Unlike this poor kid, Radhauser had coped with grief for a year—long enough to know the memory of his wife and son was a weight he’d always carry. He scratched his cheek, felt the beginning of his nightly stubble. “Do you have a first aid kit?”
“Mom keeps it in the top drawer of her dresser.”
“Are you okay to go get it?”
Travis nodded.
“Then I want you to sit and hold the ice on your head for a few more minutes.”
Travis headed down the hallway toward his mother’s bedroom. When he returned with the first-aid kit, Radhauser put some Neosporin on the wound, used the butterfly strips to close it, and then sat quietly with Travis in the kitchen for a few minutes, hoping the boy would calm down enough to answer a few questions. Radhauser tried to assess what he saw and heard with the unbiased eyes and ears of a cop, but it wasn’t easy to do when the grief in the room was so thick it made it hard to breathe.

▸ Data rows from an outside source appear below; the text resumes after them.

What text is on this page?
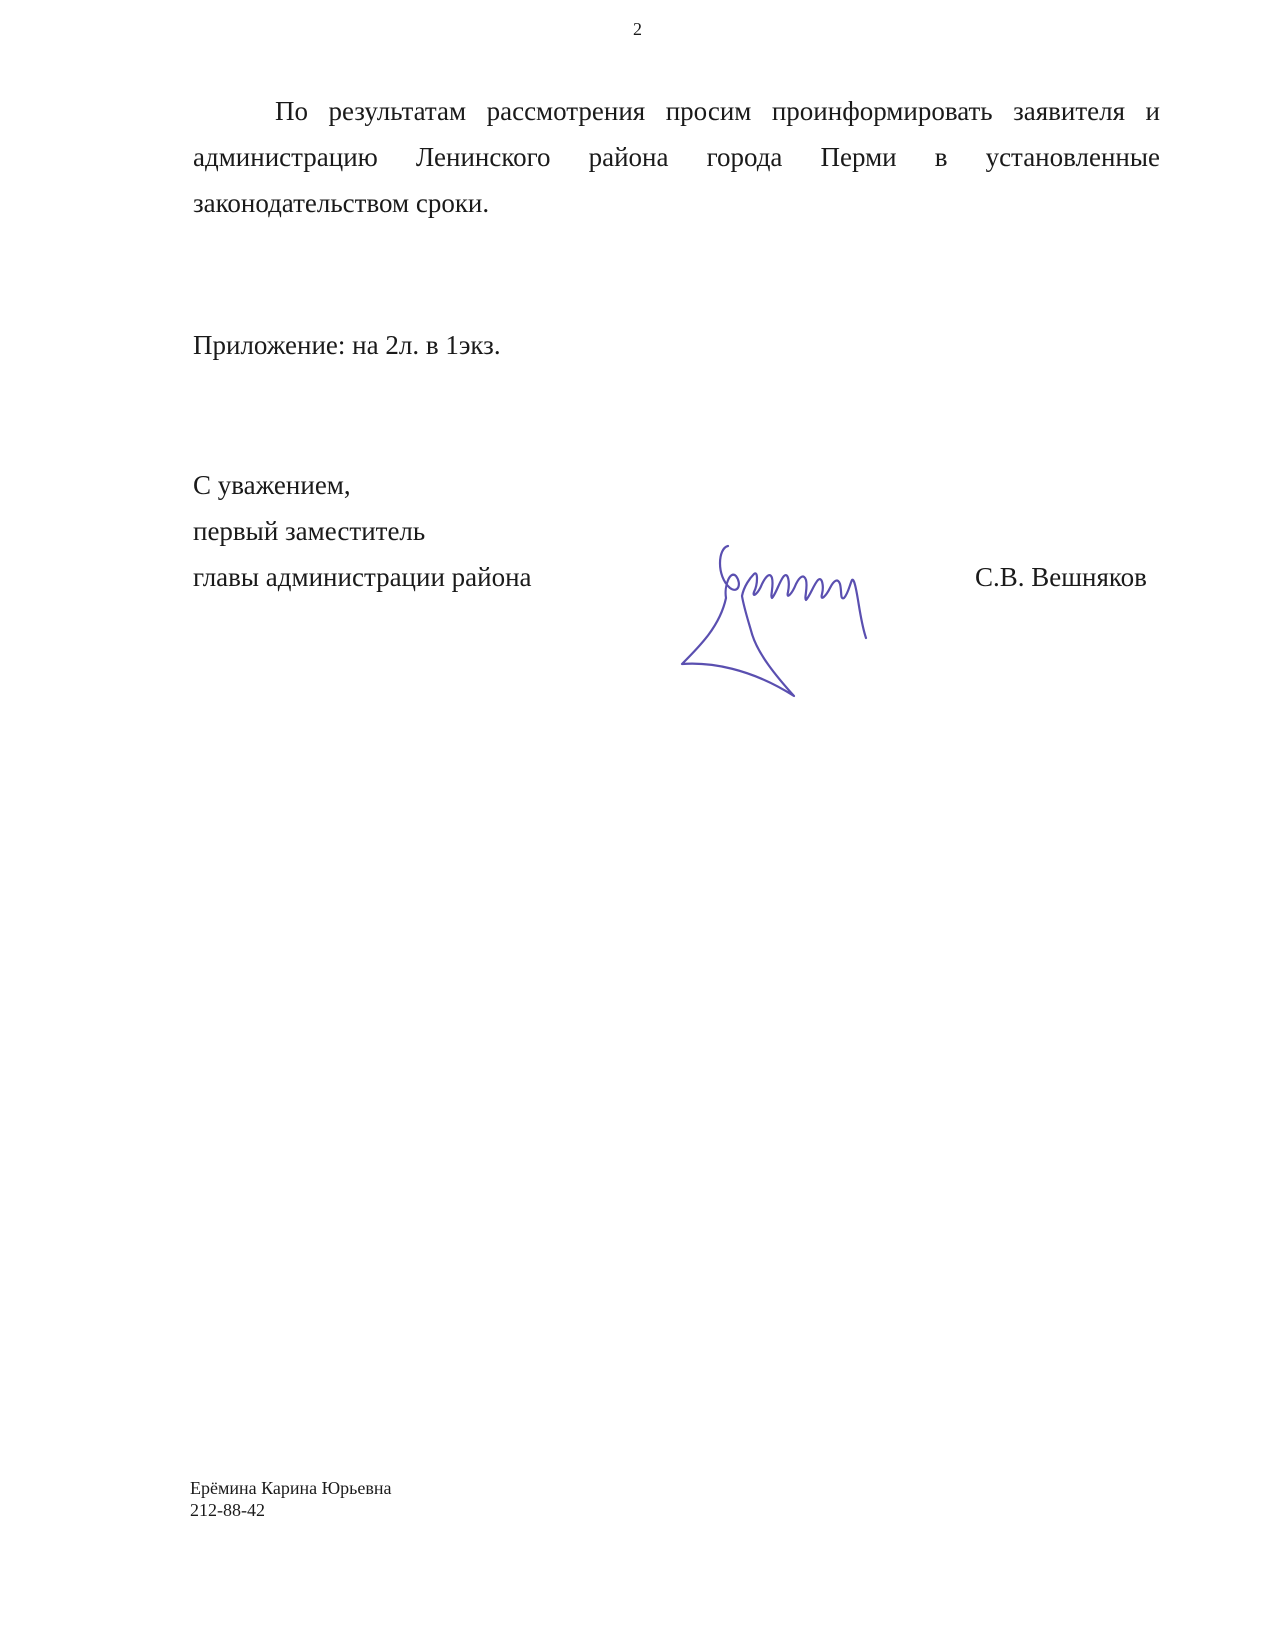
2

По результатам рассмотрения просим проинформировать заявителя и администрацию Ленинского района города Перми в установленные законодательством сроки.

Приложение: на 2л. в 1экз.

С уважением,
первый заместитель
главы администрации района	С.В. Вешняков
Ерёмина Карина Юрьевна
212-88-42
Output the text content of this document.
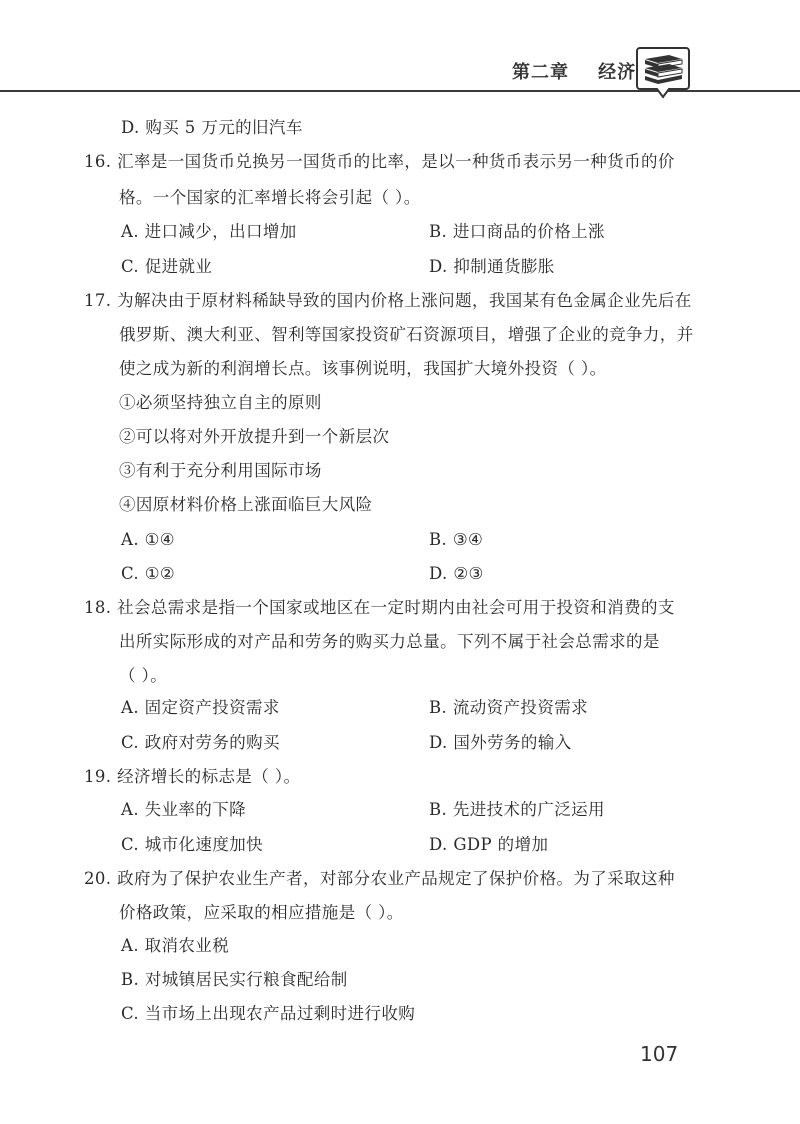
第二章    经济
D. 购买 5 万元的旧汽车
16. 汇率是一国货币兑换另一国货币的比率，是以一种货币表示另一种货币的价
格。一个国家的汇率增长将会引起（ ）。
A. 进口减少，出口增加	B. 进口商品的价格上涨
C. 促进就业	D. 抑制通货膨胀
17. 为解决由于原材料稀缺导致的国内价格上涨问题，我国某有色金属企业先后在
俄罗斯、澳大利亚、智利等国家投资矿石资源项目，增强了企业的竞争力，并
使之成为新的利润增长点。该事例说明，我国扩大境外投资（ ）。
①必须坚持独立自主的原则
②可以将对外开放提升到一个新层次
③有利于充分利用国际市场
④因原材料价格上涨面临巨大风险
A. ①④	B. ③④
C. ①②	D. ②③
18. 社会总需求是指一个国家或地区在一定时期内由社会可用于投资和消费的支
出所实际形成的对产品和劳务的购买力总量。下列不属于社会总需求的是
（ ）。
A. 固定资产投资需求	B. 流动资产投资需求
C. 政府对劳务的购买	D. 国外劳务的输入
19. 经济增长的标志是（ ）。
A. 失业率的下降	B. 先进技术的广泛运用
C. 城市化速度加快	D. GDP 的增加
20. 政府为了保护农业生产者，对部分农业产品规定了保护价格。为了采取这种
价格政策，应采取的相应措施是（ ）。
A. 取消农业税
B. 对城镇居民实行粮食配给制
C. 当市场上出现农产品过剩时进行收购
107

With the screech of a patrol car coming to a halt outside, the siren ceased. After what he’d seen, there was no way Travis would return to that bathroom. No longer worried about protecting the boy, Radhauser met O’Donnell at the front door. “It’s about time you got here.”
Tim O’Donnell was a short, solid, and shaved-bald man in his forties. He wore the navy blue uniform of the Tucson Police Department—his badge pinned above his breast pocket. Each time he saw Tim, Radhauser imagined a dark chocolate-colored fire hydrant. Tim had a sprinkling of even darker freckles across his nose and cheeks. He carried a long-handled police-issue Maglite that looked big enough to light up a movie screen.
He looked over Radhauser’s attire, pausing for a moment at the hand-tooled boots, custom-made in Nogales. “What’s with the cowboy suit? You used to dress like a professional. Did you get called while two-stepping at the Get Up and Dance Saloon?”
“Save your wardrobe critique for another time,” he said, then brought O’Donnell up to date on the scene and the teenage boy in the kitchen who’d tried to bash his head in with a refrigerator.